“I am not sick. I am broken. But I am happy as long as I can paint”
The worldwide success of the Mexican painter Frida Kahlo shows no signs of ending. Suffice it to say that in 2017, while trying to enter the Guinness World Records, more than a thousand Frida Kahlo doppelgangers gathered at the Dallas Museum of Art to celebrate the 110th anniversary of her birth. Moreover, on the occasion of March 8, Snapchat released a series of filters dedicated to Frida, and around the same date the “FridaMoji” were launched, that is a number of Emoji\ inspired by the works by Kahlo. But what are the reasons for the birth of this legend?
The birth of an icon
The “Fridamania”, as it was called in the United States, was born in the 1990s, when the passion for Frida’s iconic image burst out more than that for her art; an image that the painter herself had built in her many self-portraits. The much imitated “Frida look” – typical Mexican ethnic dresses, braided jet-black hair decorated with flowers, red cheeks, dark and thick eyebrows united in the middle, and the flaunted hair in the upper lip – resulted to be winning because it reflected the inner being of the artist, who was able to show herself for what she really was.
“Self Portrait with Bonito”, 1941, private collection, USA
Lesbian love as act of protest
The revival of Frida’s character, however, began in the 1970s, when, at the time of the struggles for human rights, people were looking for reference figures who could embody the right to affirm their identity. Frida responded to this need because she was an intrepid, free and proudly different woman, who opposed against the social conventions of her era, embodied by the Mexican bourgeoise to which she belonged. She had many lovers, both men and women, freely living her sexuality, without feeling guilty for her choices, thus enjoying a privilege that was only reserved to men. Frida, who loved to dress up in men’s clothes, never hid the fact that she was bisexual, and instead turned it into an instrument of emancipation from codified gender roles. This is the reason why she was chosen as a feminist icon and, more in general, icon of the LGBT community.
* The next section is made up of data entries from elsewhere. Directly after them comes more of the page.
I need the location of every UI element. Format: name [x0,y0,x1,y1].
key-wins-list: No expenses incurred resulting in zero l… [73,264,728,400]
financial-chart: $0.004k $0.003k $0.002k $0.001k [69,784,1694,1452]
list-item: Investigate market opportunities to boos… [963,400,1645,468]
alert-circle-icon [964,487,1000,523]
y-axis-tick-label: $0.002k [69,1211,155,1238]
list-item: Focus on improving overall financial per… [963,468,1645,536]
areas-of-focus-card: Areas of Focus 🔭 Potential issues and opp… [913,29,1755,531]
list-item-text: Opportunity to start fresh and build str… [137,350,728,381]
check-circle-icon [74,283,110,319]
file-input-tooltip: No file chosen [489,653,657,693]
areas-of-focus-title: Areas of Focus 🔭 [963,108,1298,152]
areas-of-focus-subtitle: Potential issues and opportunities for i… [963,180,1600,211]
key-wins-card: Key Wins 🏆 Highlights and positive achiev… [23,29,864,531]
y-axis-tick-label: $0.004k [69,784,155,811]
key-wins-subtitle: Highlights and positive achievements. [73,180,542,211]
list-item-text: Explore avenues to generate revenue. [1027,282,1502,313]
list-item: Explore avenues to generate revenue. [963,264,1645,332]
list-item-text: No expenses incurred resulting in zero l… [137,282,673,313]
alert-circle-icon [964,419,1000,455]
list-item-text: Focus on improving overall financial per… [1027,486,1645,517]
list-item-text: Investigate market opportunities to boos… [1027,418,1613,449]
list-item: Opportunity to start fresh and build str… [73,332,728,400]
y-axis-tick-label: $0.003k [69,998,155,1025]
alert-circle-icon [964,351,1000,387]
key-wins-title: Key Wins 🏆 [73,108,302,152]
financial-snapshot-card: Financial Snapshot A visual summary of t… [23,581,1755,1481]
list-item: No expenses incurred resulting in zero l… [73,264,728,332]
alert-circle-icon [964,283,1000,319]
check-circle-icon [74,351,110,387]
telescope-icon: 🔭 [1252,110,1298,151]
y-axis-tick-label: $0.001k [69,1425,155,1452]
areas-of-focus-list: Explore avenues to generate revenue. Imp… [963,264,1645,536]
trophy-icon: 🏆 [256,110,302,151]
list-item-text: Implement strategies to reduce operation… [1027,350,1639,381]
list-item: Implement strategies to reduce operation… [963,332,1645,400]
When the general public discovered Frida
The spreading of the “Fridamania” is linked to the publication of the Mexican artist’s biography in 1983, written by Hayden Herrera. At the time, Kahlo was not yet known among the general public, and for this reason the book was published in limited edition copies. But shortly after, the intense story of passion and suffering of Frida Kahlo fascinated the world, becoming a best seller that was translated in twenty-five languages, and adapted into the movie “Frida”, starring Salma Hayek. The whole world loved Fridita and her resilience, identifying with the suffering of a woman who knew how to transform the adversities of her life – from the almost fatal accident to the troubled love with Diego Rivera, up to never accomplished the desire to become a mother – into pure creativity.
“Frida Kahlo Murales, San Francisco, CA
The “Frida Kahlo” brand
A trademark of universal merchandising, the image of Frida Kahlo was registered in 2007 by the Florida-based Frida Kahlo Corporation, and has been used for a multitude of gadgets and objects, from credit cards to sanitary pads, far from the artist’s spirit and oeuvre. A little odd is the fact that a stamp with Kahlo’s face, who was an activist of the Mexican Communist Party, was issued in the United States, since always obsessed by the “Red Scare”. Moreover, equally striking is the fact that the British Prime Minister, Theresa May, leader of the Conservative Party so certainly far from Kahlo’s ideals, wore a bracelet decorated with the Mexican painter’s face during an official occasion. It is impossible not to wonder if the massive spreading of her image, which has become an autonomous phenomenon, would have suited the artist.
“Kahlo in 1932, photographed by his father, Guillermo Kahlo
The exhibition at the MUDEC in Milan
On the other hand, the myth Frida Kahlo and the success of her brand helped creating a real interest for the art of the Mexican painter, demonstrated by the large number of exhibitions and events celebrating the artist set up around the world. The last one is an important retrospective organized in Milan and entitled “Frida. Beyond the myth”; an exhibition that the MUDEC will dedicate to the artist from February 1 to June 3, 2018.